Figure 2: Light-Play Opus 1 (1921) by Walter Ruttmann [Stills]

Abstraction as non-narrative form

The cinematic abstraction developed by Ruttmann was termed Absolute Film (by analogy with absolute music), as a non-representational art form without any reference to things other than the intrinsic values of light, colour, form developing in time, or “things which could be expressed uniquely with cinematographic means” (Moritz, 1999). Its developments in the 1920s already suggested what Malcolm Le Grice (2001) defines as two broad directions of experimental film as an art. The first concerned “image as abstraction”, or a dynamic non-representational form based on colour, shape, movement, and rhythm that Walter Ruttmann, Viking Eggeling, or Hans Richter devised by analogy to music as a “non-narrative temporal structure”. The second direction entailed incorporating (and often abstracting) filmed images through montage in a non-narrative, or even “anti-narrative” fashion, as in Ballet Mécanique (1924) by Fernand Léger (Le Grice, 2001).

Both these conceptions of absolute film, as developed in its silent (with sound) form,[6] find their continuity with the advent of sound. The idea of an abstract art uniting the visual and auditory is explored through synchronisation practices. The possibilities of montage, already explored as an art in itself, would extend to auditory elements, namely under the notion of a contrapuntal, asynchronous use of sound (Jutz, 2009).

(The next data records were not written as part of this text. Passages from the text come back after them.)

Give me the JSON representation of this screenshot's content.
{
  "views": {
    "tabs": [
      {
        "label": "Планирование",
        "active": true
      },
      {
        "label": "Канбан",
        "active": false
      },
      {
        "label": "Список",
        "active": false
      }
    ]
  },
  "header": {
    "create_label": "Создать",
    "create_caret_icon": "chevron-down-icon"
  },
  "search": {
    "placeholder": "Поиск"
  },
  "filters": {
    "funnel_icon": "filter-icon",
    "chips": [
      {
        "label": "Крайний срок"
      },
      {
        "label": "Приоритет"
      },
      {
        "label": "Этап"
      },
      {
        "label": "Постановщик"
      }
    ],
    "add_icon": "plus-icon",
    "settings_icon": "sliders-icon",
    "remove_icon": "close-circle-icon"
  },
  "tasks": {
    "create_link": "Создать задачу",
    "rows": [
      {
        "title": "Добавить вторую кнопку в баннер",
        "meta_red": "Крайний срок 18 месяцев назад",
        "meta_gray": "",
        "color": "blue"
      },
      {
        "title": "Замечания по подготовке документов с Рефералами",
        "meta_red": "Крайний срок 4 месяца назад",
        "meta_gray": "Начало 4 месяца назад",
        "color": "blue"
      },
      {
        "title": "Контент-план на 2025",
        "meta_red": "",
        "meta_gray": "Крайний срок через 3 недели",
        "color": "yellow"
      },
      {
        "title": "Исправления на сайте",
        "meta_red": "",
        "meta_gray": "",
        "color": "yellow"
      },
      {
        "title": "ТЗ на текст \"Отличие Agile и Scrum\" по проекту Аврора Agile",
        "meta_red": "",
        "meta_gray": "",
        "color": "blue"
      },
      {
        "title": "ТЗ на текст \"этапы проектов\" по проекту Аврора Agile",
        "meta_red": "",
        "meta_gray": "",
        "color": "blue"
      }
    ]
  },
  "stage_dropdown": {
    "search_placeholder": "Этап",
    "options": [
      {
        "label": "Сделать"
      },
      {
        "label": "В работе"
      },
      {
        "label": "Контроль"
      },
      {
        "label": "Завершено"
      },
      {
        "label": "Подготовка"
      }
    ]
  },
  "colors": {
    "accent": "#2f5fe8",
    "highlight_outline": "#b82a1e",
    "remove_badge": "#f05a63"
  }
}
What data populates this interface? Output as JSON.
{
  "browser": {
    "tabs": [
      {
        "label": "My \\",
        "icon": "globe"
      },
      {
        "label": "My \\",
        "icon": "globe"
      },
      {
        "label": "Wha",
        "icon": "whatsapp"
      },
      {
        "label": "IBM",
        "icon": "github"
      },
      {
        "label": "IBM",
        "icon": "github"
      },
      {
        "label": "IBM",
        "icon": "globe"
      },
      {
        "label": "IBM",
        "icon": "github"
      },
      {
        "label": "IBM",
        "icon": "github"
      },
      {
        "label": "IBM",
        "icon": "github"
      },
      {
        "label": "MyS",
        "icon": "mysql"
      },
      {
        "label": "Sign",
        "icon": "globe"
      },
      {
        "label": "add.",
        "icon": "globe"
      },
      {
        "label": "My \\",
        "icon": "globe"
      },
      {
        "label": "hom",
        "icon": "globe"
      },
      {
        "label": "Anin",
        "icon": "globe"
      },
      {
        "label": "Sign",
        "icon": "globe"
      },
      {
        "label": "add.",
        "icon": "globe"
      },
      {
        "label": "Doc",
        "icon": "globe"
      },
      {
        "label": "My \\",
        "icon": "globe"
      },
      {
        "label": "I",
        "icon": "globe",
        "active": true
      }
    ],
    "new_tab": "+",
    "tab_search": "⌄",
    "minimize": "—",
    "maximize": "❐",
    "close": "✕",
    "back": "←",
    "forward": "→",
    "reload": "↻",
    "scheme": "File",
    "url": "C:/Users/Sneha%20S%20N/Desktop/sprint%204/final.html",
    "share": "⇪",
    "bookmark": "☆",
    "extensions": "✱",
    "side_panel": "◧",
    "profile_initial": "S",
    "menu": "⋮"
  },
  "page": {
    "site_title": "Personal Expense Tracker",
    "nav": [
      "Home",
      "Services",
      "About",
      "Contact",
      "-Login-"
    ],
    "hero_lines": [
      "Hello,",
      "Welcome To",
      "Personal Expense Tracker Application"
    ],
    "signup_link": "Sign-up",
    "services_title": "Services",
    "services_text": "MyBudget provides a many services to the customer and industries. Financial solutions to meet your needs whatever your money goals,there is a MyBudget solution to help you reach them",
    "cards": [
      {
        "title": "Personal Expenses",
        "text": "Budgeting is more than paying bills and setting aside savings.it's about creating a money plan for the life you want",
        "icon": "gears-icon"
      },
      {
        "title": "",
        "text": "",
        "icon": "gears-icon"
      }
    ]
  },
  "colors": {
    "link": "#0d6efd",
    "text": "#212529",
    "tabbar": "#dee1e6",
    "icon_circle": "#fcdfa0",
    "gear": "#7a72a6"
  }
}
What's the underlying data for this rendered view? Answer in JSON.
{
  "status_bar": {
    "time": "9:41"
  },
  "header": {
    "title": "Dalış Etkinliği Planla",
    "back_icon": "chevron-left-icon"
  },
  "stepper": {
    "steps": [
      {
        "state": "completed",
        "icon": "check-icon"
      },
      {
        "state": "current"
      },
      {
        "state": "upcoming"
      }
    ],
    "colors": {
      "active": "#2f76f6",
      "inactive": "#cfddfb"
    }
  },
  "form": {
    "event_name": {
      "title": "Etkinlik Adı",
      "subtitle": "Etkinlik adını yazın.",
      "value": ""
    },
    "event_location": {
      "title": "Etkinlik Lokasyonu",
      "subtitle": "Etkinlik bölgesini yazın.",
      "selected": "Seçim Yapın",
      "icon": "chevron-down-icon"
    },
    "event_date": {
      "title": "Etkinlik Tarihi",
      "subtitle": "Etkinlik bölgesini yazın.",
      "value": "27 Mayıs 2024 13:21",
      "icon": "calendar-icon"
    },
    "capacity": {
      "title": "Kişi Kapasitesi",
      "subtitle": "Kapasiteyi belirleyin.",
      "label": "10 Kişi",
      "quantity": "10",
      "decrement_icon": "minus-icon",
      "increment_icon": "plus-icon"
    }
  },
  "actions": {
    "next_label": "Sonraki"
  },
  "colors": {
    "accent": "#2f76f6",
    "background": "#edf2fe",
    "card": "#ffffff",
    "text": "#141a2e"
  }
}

Audiovisual coupling and transformation

In line with this break with the naturalistic effect and mere reproductive function of the cinematic medium, new productive possibilities emerged with optical sound-technology.[7] The inscription of sound and image in the same medium gave rise to a diversity of machine-based image and sound relations: not only their coupling and simultaneity but also new possibilities for their transformation and synthesis.

Sound and image could be synchronised in order to achieve a “sensorial totality”, an abstract sensory cinema (Lista, 2004). According to Michel Chion, synchronisation promotes specific phenomena of audio-vision,[8] where the concomitance of synchronous audio and visual events leads to the forging ofsynchresis, as a form of perceptual synthesis. It allows a flexibility in the conjugation of sound and images that “strictly speaking have nothing to do with each other” but may form “inevitable and irresistible agglomerations in our perception” (Chion, 1994, p.63).

This flexibility is particularly explored through either tight or loose synchronisation of abstract visual forms with pre-existing or to specially devised musical soundtracks. For example, Oskar Fischinger started using strict synchronisation of coloured forms with popular music, but soon moved towards free forms of association.[9] His idea of a complementary nature of form, as opposed to a direct correspondence or illustration of music, can also be seen in the work of Mary Ellen Bute, who explored different ways of “seeing sound” (Naumann, 2009).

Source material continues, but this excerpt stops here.